Early in the film, the eleven-year old Kamilla asks Eli, played by the writer/director, what America is called in Korean. Eli replies wryly, acutely aware of the slur spray-painted on his car. “That’s my favorite one. Miguk.” It rolls off his tongue as Me Gook.
Shot entirely in black-and-white, Gook opens just before the start of the Rodney King riots that paralysed Los Angeles in 1992. The monochromatic aesthetic lends his film a distant, almost sterile feel even as it explodes with anger and violence. Gunshots ring out on the streets when police officers leave citizens to fend for themselves, and bodies are constantly kicked and beaten to the sound of abuse. Drama is heightened to operatic extremes. But the desaturated landscape allows the period piece to feel like it could have taken place anywhere and anytime within the past few decades. It is odd to refer to Gook as a historical film, especially since it looks and feels so contemporary.
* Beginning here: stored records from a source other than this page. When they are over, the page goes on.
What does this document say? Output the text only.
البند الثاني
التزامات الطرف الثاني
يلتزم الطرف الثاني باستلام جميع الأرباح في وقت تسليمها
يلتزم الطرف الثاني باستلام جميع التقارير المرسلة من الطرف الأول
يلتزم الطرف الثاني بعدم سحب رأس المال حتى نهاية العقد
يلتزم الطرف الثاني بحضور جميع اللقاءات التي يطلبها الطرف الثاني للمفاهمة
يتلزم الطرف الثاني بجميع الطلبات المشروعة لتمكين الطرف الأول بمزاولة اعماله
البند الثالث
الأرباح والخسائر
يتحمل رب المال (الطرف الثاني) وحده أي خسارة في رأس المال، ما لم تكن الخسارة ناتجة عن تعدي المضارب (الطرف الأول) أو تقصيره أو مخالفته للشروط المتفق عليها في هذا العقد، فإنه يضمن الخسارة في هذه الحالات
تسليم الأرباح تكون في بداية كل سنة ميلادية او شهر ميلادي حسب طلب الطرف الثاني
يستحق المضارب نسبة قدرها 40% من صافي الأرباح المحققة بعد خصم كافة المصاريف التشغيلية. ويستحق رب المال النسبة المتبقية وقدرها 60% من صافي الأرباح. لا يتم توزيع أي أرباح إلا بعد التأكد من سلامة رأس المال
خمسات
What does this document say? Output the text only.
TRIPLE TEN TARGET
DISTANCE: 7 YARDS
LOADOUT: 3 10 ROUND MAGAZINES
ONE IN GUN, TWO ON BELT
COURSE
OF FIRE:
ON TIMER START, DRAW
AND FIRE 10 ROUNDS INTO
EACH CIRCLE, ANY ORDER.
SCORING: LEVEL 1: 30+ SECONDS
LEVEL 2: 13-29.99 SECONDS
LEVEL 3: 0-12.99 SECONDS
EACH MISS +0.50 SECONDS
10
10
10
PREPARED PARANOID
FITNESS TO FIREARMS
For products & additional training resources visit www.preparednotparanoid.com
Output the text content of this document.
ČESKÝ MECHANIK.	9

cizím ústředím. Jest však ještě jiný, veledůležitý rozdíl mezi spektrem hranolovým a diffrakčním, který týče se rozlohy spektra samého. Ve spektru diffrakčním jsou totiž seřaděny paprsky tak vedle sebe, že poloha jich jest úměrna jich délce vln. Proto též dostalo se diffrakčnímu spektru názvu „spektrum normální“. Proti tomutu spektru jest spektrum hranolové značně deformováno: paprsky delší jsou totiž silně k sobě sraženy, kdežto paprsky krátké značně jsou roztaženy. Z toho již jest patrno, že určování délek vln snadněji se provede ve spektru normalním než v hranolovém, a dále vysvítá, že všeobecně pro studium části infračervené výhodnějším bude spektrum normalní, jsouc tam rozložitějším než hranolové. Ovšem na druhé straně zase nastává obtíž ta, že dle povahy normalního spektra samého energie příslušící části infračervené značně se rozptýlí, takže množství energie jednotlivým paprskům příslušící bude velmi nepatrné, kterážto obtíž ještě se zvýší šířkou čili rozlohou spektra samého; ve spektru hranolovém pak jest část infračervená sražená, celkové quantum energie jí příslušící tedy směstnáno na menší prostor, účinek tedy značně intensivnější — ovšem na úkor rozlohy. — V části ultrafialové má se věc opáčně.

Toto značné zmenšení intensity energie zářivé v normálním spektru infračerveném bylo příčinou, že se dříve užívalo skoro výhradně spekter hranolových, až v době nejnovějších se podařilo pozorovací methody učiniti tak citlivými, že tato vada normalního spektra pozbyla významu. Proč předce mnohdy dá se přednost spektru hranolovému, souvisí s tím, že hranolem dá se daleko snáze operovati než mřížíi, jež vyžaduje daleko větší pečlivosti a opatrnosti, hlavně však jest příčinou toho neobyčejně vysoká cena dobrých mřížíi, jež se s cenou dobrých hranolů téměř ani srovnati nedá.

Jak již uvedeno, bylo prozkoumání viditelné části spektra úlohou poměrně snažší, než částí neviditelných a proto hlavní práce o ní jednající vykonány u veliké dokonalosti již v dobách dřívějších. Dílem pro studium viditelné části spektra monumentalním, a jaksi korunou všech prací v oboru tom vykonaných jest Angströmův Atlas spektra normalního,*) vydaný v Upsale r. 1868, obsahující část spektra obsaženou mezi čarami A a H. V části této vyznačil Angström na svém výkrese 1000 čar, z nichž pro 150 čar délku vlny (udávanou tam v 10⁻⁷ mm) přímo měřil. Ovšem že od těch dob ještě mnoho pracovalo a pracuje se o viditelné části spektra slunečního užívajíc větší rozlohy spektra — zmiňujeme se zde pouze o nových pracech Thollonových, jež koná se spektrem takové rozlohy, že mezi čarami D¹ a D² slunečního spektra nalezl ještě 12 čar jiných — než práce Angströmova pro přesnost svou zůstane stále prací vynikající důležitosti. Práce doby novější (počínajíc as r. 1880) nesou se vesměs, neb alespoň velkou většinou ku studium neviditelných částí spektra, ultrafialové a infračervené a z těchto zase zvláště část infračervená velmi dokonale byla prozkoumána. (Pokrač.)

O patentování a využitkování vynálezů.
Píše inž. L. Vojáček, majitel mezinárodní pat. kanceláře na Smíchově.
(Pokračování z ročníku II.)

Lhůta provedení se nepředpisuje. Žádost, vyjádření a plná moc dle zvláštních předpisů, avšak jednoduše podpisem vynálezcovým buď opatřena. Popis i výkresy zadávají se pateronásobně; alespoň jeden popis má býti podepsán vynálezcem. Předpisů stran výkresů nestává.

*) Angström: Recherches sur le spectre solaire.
Two Korean-American brothers, Eli and Daniel (David So), run a women’s shoe store in an economically-depressed, largely minority neighbourhood of LA as anger at the trial builds up. Kamilla (Simone Baker) wanders in and offers herself as help. Despite Eli’s reluctance, the more easy-going Daniel with his aspirations of being an R&B singer is enthusiastic. Kamilla’s spunk eventually wins Eli over as they sit back and watch smoke blossoming over the city’s skyline, allowing him to briefly forget about his feud with the gun-happy convenience store owner Mr. Kim (played by Chon’s real life father Sang Chon) and the illegally-obtained shoes keeping their store afloat. As the riots spread and the day draws to an end, a series of increasingly violent events lead to confrontations with tragic consequences.
Although Chon’s script turns melodramatic and contrived in the second half, it has enough steam to carry its own weight. Baker’s Kamilla is delightful with her street smarts and her thuggish brother Keith (Curtiss Cook Jr) gains some sympathy despite his enthusiasm for violence and guns. Chon’s focus on the Korean-American side of the story leaves him with pencil-thin characterizations of LA’s black community and their situation, thus leaving the film feeling incomplete. Despite this, Gook’s fury drives it forward despite the hiccups. It is raw and bristles with energy concluding with very real pain.
Chon has crafted a neo-noir friendship drama at the boundaries of our past and present societies. While it may not have all the answers that we need right now, it certainly asks the right questions.